7075, 6061, forjado, mecanizado, CNC, tratamento térmico… o alumínio é uma fonte de mistérios que devemos desvendar.

Carla Ribeiro

Os segredos do alumínio
Os segredos do alumínio

A principal característica do alumínio é a sua leveza. Se a isto juntarmos umas propriedades mecânicas moderadamente boas, converte-se no melhor metal para aplicações estruturais nas quais o peso é um elemento crítico. Por exemplo, entre 75 a 80% de um avião comercial é feito de alumínio e além disso, quem é que não gosta de ter uma bicicleta leve?

O alumínio é um material abundante, o mais abundante na crosta terrestre. A produção deste material desde o minério (matéria prima mineral) consome uma grande quantidade de energia, mas a sua produção reciclada é baratíssima e não se degrada ao longo do tempo. Por outro lado, não tem uma dureza muito elevada, o que faz com que seja fácil de processar industrialmente, modelá-lo em tubos, cortá-lo, esticá-lo, dobrá-lo.. Se a isto juntarmos o facto de que a temperatura para a sua fusão ser baixa, os tratamentos térmicos que requer e a sua conformação a quente consumirem pouca energia, rapidamente concluímos que o alumínio é um material com propriedades verdadeiramente invejáveis para qualquer tipo de processo industrial.

E tem outra vantagem fundamental: o alumínio não se corrói. Forma-se um óxido na sua superfície que protege o resto do metal da oxidação e isso não é prejudicial às propriedades do metal na maioria das aplicações.

TRATA-ME COM DELICADEZA

Depois de analisar as fantásticas propriedades deste material, poderíamos perguntar porque é que o alumínio não triunfou na indústria das bicicletas nas últimas décadas.

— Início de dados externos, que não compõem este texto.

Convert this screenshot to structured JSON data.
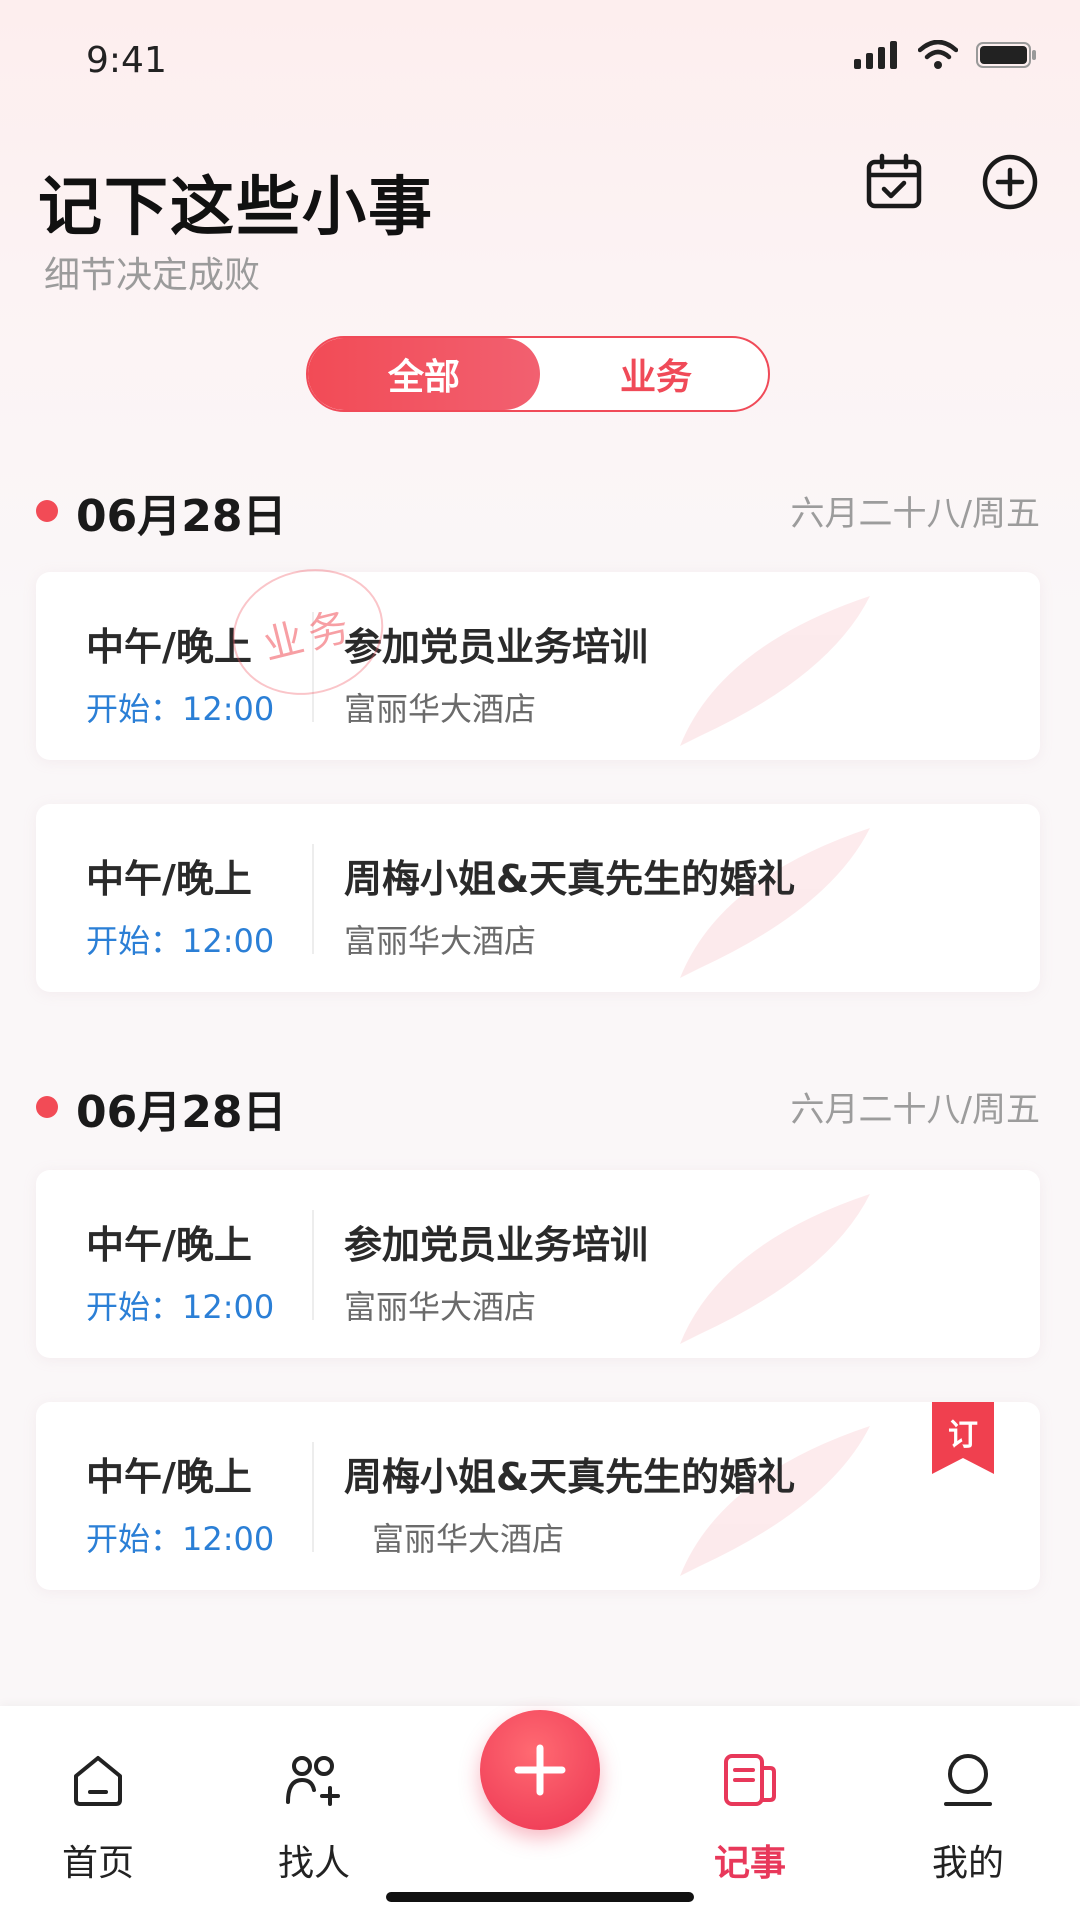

Os primórdios do alumínio no fabrico de quadros de bicicletas não foram muito animadores, principalmente porque não foi projetado levando em conta as suas peculiaridades:

Soldabilidade – para conseguir uma soldadura de qualidade é necessário um processo muito cuidadoso e controlado, mas nem todas as ligas podem ser soldadas. Na verdade, as ligas de alumínio soldáveis tradicionalmente não são as mais fortes.

Ductilidade – é a capacidade do material resistir às deformações sem quebrar. Esta propriedade é a “almofada de emergência” quando se trata de tornar realidade os cálculos feitos no papel. A resistência à fadiga do alumínio, embora boa, tem duas desvantagens básicas. A primeira é que não há limite de fadiga para a vida infinita. Isso significa que se aplicarmos uma tensão a uma peça de alumínio por um número suficiente de vezes (pode chegar a centenas de milhões), a peça acaba sempre partindo por menor que seja a tensão.

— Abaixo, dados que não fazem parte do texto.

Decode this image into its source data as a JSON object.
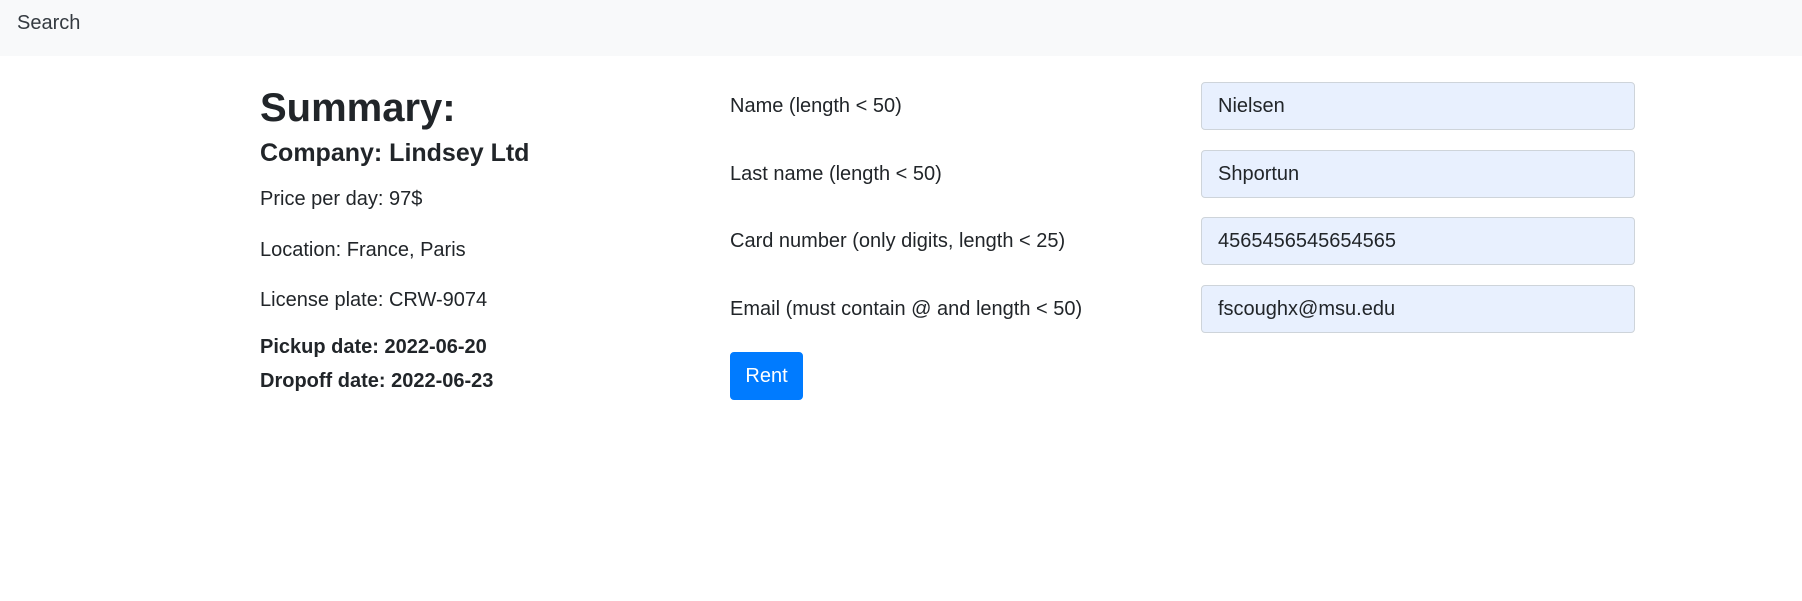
{
  "navbar": {
    "search_label": "Search"
  },
  "summary": {
    "title": "Summary:",
    "company": "Company: Lindsey Ltd",
    "price": "Price per day: 97$",
    "location": "Location: France, Paris",
    "license_plate": "License plate: CRW-9074",
    "pickup_date": "Pickup date: 2022-06-20",
    "dropoff_date": "Dropoff date: 2022-06-23"
  },
  "form": {
    "fields": [
      {
        "label": "Name (length < 50)",
        "value": "Nielsen"
      },
      {
        "label": "Last name (length < 50)",
        "value": "Shportun"
      },
      {
        "label": "Card number (only digits, length < 25)",
        "value": "4565456545654565"
      },
      {
        "label": "Email (must contain @ and length < 50)",
        "value": "fscoughx@msu.edu"
      }
    ],
    "submit_label": "Rent"
  },
  "colors": {
    "navbar_bg": "#f8f9fa",
    "input_bg": "#e8f0fe",
    "primary": "#007bff"
  }
}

Outra desvantagem é o desconforto. A sua boa resposta à fadiga é muito pior quando é forçado a suportar deformações que seriam normais para aço ou titânio. Assim o engenheiro é forçado a limitar as deformações tanto quanto possível e projetar uma estrutura mais rígida do que se fosse feito com outro material, para conseguir fazer algo realmente durável.

TUDO TEM SOLUÇÃO

Vejamos como foram resolvidos os problemas desde o início:

Soldadura TIG

É um dos processos de soldadura que proporciona melhor qualidade ao produto acabado, mas é dos mais difíceis e exigentes de executar. Os soldadores qualificados para soldar o alumínio com este processo são trabalhadores muito especializados e poderão soldar 12 a 14 quadros por turno. Este processo não é novo mas tem apresentado tradicionalmente dificuldades na sua automatização, sobretudo na hora de soldar curvas de difícil definição como são as linhas que unem os tubos de um quadro. Este é um progresso muito recente e provavelmente é o que está na base da popularização e diminuição do preço deste tipo de quadros.

Design Oversize

Inventado no início dos anos 80 (a Cannondale foi pioneira), trata-se de adaptar o menor módulo de elasticidade e a menor tolerância às deformações do alumínio para fabrico de quadros e bicicletas.

Conificado

Criou-se para reforçar as extremidades dos tubos que suportam a soldadura, aqueles em que houve um enfraquecimento significativo. Isso acabou tendo um efeito associado muito importante: o cone reforça a área onde os esforços são maiores, as extremidades. As primeiras séries de alumínio Butted foram fabricadas em meados dos anos 90, vencendo definitivamente a batalha de peso que até então contava com quadros de aço de qualidade.

Hidroformado

Este processo terá sido, o que juntamente com a automatização da soldadura, tem tido maior influência para que os quadros de alumínio tenham prevalecido sobre os de outros materiais visto que tem permitido que os quadros sejam dotados de formas muito variadas no mesmo tubo.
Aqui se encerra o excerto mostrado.